About a quarter mile before the Arch Angel road parking lot I catch him. He's out of the saddle climbing. I let him know I'm behind him and that I'm just going to wheel suck for a bit because I just know that if I pass him he will just have to pass me right back. And probably soon, too. I know that the climb before the Mile 16 parking area is even harder than the one to Arch Angel, after a brief flat to slight declamation.

So I hang on his wheel to the apex and then he gets back on the saddle and picks up some speed on the flat bit. As soon as the road starts to climb again, though, he is out of the saddle and slowing. I catch him less than a quarter mile into the climb. I'm on my seat and cranking. Not hard. I'm not pushing it. Which surprises me. I always find myself trying to run down riders in front of me - I think they call it Cat6ing. Today, though, I am just riding. I'm keeping my pace and I'm on his wheel and if I intend to stay on his wheel, I'm going to have to slow way down.

So I decide that I have to pass. It's a slow pass. Slow enough that we have time to share a few words. I quip that the ride would be so much nicer if they'd install a few more flats and remove some of the hills. He chuckles and then as I start moving ahead gives me a "way to go" or something to that affect.

I push on. I don't look back because I know, at this point, if he moves to pass me, I'll pick up the pace and likely ride myself right out of the ride.

I do look back when I get to the Fishhook parking area. Not so much to see where he's at, because it seems weird to me that he hasn't passed me back yet, but rather to see how many cars I have coming up behind me. Three. But no cyclist. What?

So I keep my pace and make it to the mine. I call the wife and arrange to meet her at Turner's Corner thinking that ice cream was in order, eat a snack, stretch a bit, and have a drink before hopping back on the bike to head down. And who do I see coming up to the mine? Road bike dude.
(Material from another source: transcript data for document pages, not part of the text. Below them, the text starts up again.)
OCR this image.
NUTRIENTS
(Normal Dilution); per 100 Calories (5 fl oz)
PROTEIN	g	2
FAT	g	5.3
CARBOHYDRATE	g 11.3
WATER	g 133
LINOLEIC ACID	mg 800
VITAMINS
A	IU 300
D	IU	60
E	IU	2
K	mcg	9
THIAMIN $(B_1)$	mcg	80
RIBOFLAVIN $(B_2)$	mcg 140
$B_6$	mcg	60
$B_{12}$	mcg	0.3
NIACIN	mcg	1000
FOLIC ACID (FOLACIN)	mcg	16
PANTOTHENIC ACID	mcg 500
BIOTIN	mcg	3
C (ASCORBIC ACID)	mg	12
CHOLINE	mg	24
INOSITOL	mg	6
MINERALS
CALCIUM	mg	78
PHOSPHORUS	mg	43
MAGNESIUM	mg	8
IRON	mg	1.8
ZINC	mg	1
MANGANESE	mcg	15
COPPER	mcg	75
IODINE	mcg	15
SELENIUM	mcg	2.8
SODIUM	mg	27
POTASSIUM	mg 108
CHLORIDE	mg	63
I realize that he was probably riding a training ride with a specific pace and specific goals and that he probably pulled off at the 16 Mile parking area so that we wouldn't get into that awkward situation where our paces caused us to continue leap frogging each other, which is what I should have done earlier, but… well it is what it is.

The story I like to tell myself, though, is that he pulled off because he was embarrassed about getting passed in the middle of a climb by a fat guy on a fat bike.

Maybe my wife hired him to be out there for my birthday. A way to make me feel a little bit more potent? Maybe.

Though I still like to think it's just that I'm a freakin' beast.

Not a bad way to spend the morning. Not a bad morning at all.